Venezuela to survive crisis despite oil fall
CARACAS (Reuters) - Venezuelan President Hugo Chavez will likely emerge unscathed from the current global financial contagion even if tumbling crude prices force the oil-dependent OPEC nation to scale back spending in the coming months.
The crisis, which the socialist Chavez gleefully calls the end of capitalism, has helped push crude oil to an 8-month low after it hit a record near $150 per barrel and sparked dire predictions by Chavez adversaries of an economic meltdown.
But analysts say billions of dollars in cash reserves and widely available financing by political allies will let Chavez ride out a sustained oil price fall of even several years.
"They're going to have to tone down the usual expenditure programs, but it's obviously not an emergency situation," said Enrique Alvarez, head of Latin American debt strategy with financial research group IDEAGlobal.
Venezuela has suffered little direct effect from the market chaos because Chavez nationalized the most important companies that once traded on the minuscule Caracas stock exchange and because its currency is fixed by exchange controls.
But the falling price of oil, which provides almost all of Venezuela's foreign exchange and close to half the government budget, has raised concern among top officials and even sparked a rare call for "austerity" in the 2009 budget.

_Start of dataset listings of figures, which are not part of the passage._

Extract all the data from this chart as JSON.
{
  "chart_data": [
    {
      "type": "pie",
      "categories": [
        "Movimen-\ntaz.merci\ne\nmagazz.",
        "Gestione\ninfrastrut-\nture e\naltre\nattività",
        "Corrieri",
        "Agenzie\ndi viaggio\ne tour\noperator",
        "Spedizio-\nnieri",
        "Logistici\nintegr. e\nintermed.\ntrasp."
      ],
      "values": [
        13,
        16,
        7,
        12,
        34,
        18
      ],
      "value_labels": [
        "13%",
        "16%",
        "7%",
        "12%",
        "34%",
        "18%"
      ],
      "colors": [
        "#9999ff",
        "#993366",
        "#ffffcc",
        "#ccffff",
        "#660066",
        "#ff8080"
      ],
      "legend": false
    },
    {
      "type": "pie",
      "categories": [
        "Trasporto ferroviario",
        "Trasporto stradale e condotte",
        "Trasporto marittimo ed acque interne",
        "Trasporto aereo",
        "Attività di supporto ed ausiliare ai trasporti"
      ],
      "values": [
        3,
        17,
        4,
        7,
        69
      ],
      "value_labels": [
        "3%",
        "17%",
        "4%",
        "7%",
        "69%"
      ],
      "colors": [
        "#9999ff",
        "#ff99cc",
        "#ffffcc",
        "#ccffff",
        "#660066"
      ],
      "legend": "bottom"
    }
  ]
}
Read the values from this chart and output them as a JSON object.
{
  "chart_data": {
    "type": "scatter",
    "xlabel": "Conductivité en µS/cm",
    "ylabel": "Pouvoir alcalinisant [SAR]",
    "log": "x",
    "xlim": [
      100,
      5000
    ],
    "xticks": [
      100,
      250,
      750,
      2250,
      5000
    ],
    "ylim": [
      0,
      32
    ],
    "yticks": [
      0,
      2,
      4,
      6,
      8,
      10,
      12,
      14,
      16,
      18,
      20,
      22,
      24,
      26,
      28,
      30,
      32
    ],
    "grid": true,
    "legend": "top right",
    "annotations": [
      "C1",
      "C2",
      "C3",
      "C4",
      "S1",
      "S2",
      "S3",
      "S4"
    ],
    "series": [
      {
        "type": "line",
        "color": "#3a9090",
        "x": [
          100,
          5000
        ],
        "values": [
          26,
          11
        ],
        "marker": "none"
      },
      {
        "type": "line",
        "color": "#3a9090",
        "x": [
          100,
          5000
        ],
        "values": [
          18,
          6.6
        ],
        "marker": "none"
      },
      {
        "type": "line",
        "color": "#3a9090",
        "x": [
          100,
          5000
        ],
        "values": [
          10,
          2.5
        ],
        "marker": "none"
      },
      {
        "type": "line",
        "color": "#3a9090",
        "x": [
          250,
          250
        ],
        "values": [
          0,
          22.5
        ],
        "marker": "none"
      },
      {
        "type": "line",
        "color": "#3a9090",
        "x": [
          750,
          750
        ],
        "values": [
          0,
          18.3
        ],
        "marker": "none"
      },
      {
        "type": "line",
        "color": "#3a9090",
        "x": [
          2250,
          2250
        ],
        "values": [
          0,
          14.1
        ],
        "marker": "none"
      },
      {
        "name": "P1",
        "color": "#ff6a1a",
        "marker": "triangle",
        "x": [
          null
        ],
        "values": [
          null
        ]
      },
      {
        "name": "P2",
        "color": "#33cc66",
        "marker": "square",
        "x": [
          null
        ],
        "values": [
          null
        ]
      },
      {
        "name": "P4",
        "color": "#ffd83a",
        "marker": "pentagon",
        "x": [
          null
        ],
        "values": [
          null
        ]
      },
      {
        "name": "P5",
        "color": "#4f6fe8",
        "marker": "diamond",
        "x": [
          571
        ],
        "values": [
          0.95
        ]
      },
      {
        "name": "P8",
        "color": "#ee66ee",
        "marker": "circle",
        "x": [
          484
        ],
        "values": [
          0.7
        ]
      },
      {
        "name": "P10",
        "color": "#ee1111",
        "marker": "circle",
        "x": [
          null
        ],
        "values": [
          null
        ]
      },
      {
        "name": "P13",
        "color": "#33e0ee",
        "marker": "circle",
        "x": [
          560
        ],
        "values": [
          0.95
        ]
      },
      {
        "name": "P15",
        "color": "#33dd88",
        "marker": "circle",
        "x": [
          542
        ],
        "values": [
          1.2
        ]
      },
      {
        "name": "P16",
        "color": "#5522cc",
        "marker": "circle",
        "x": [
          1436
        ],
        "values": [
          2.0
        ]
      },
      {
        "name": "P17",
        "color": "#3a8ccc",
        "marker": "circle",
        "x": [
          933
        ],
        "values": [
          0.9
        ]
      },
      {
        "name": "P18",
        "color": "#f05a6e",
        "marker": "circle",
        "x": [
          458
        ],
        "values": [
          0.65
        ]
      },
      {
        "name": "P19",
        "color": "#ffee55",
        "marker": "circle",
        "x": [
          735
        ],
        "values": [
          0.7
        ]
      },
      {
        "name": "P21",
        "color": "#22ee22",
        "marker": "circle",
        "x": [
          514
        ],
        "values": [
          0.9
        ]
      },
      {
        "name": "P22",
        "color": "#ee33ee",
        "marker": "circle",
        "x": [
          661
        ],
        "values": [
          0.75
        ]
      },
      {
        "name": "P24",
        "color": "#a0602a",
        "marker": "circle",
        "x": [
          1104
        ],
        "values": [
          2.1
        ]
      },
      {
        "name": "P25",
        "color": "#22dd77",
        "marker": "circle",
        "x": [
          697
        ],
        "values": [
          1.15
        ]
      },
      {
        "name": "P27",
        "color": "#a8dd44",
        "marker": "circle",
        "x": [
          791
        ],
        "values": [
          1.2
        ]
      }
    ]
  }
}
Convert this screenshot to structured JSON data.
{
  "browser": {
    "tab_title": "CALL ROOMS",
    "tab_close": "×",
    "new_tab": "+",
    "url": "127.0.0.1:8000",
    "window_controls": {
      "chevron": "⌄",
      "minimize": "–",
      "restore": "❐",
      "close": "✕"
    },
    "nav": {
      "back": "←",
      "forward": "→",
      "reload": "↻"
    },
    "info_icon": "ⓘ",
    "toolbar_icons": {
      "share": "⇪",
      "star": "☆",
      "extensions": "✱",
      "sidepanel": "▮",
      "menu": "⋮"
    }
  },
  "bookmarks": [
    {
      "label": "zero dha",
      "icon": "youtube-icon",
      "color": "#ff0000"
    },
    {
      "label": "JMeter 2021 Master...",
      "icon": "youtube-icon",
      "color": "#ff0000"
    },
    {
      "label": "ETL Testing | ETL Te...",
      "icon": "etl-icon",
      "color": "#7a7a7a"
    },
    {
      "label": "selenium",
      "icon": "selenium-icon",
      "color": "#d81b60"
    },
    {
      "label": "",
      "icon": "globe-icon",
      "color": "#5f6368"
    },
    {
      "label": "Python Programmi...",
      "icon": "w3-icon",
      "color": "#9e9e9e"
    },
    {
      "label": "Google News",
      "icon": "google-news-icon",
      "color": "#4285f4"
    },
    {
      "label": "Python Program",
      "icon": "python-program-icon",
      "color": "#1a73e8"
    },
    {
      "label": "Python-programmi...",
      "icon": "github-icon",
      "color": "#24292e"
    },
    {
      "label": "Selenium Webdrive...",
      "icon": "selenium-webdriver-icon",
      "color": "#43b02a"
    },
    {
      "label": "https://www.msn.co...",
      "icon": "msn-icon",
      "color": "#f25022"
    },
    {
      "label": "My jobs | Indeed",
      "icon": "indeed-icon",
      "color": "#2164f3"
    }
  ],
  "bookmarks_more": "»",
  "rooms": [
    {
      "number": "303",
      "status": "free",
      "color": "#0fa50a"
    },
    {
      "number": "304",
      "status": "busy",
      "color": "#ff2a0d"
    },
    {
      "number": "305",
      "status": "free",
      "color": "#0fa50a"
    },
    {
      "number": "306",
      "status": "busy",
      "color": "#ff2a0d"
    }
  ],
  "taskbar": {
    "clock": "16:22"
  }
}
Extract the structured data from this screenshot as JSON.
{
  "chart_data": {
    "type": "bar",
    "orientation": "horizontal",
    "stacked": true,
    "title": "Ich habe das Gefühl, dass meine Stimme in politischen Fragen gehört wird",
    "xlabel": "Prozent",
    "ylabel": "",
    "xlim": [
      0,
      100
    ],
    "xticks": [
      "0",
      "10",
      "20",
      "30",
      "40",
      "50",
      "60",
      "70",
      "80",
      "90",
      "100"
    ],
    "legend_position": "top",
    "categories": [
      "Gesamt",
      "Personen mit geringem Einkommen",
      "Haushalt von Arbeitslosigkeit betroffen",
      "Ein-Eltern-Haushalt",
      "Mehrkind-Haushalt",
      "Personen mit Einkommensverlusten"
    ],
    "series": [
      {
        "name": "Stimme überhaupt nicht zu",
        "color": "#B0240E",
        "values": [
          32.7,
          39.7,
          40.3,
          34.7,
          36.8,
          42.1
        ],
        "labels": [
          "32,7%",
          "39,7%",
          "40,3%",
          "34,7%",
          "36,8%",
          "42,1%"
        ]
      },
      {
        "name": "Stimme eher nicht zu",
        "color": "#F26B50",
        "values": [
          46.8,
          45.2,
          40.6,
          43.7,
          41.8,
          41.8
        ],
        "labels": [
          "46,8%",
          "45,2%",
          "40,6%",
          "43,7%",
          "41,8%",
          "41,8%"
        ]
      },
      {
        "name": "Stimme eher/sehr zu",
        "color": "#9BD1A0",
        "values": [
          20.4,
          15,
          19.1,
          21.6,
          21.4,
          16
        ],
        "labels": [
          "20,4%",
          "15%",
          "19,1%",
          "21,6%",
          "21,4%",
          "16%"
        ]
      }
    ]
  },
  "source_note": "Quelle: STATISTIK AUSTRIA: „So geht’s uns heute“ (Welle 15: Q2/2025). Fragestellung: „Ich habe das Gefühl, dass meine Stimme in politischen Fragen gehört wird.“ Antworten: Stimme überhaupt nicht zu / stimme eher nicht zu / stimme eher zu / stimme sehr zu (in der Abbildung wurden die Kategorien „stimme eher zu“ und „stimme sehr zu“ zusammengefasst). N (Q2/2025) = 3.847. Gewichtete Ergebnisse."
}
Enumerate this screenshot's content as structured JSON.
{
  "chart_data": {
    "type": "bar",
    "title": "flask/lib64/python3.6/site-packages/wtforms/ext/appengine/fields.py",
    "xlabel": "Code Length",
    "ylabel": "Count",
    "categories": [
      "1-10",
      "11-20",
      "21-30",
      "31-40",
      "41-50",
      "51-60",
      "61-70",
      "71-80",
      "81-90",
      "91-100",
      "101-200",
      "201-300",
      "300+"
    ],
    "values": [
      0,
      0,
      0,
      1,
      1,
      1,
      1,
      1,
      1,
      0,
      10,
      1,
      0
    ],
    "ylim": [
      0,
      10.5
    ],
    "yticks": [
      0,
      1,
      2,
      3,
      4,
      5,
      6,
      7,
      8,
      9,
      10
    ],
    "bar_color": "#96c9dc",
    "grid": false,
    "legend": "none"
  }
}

Chavez would not likely slow spending until after November's tough regional elections for governors and mayors in which his supporters are expected to lose some key posts.
IDEAGlobal says Venezuela may have to devalue its heavily overvalued exchange rate, possibly aggravating the continent's highest inflation. But the group expects the economy will grow around by 5 percent this year and by slightly less than that in 2009.
The anti-U.S. Chavez has used oil wealth to finance booming growth that reached 8.4 percent in 2007 while boosting the government's role in the economy and redistributing oil revenues to poor supporters.
Economists say billions of dollars stashed in government funds run largely at Chavez's discretion will keep Venezuela afloat for several years even if crude prices tumble.
Venezuela's central bank has close to $40 billion in reserves, while analysts say the balance of discretionary government funds is likely in the tens of billions.
Chavez could halt investments in new infrastructure projects if revenues begin drying up or possibly draw down an estimated $6 billion from the National Development Fund, or Fonden, to cover day-to-day expenses.
He could even access financing amid the implosion of global capital markets, since allies such as China and some Middle Eastern countries with swollen coffers have shown their willingness to offer bilateral loans.
This year alone, Chavez has borrowed $8 billion from China.
And the nation's economy will not collapse overnight -- even if the credit crisis drastically reduces oil prices.
Venezuela's lavish, oil-driven consumer culture of the 1970s continued for years after the 1981 crude oil collapse.
The country did not even devalue its pegged exchange rate until 1982, and used heavy government borrowing to delay an economic collapse until 1989 -- when a humbled Caracas was forced into IMF-backed austerity that led to deadly riots.
Patrick Esteruelas, a Latin America analyst with the Eurasia Group in New York, said a fall in oil prices below $80 per barrel would give Chavez less money for social programs and trim down the nation's robust current account surplus.
"But Chavez has ample financial public assets to draw from even in the event of a sustained oil price fall," he said.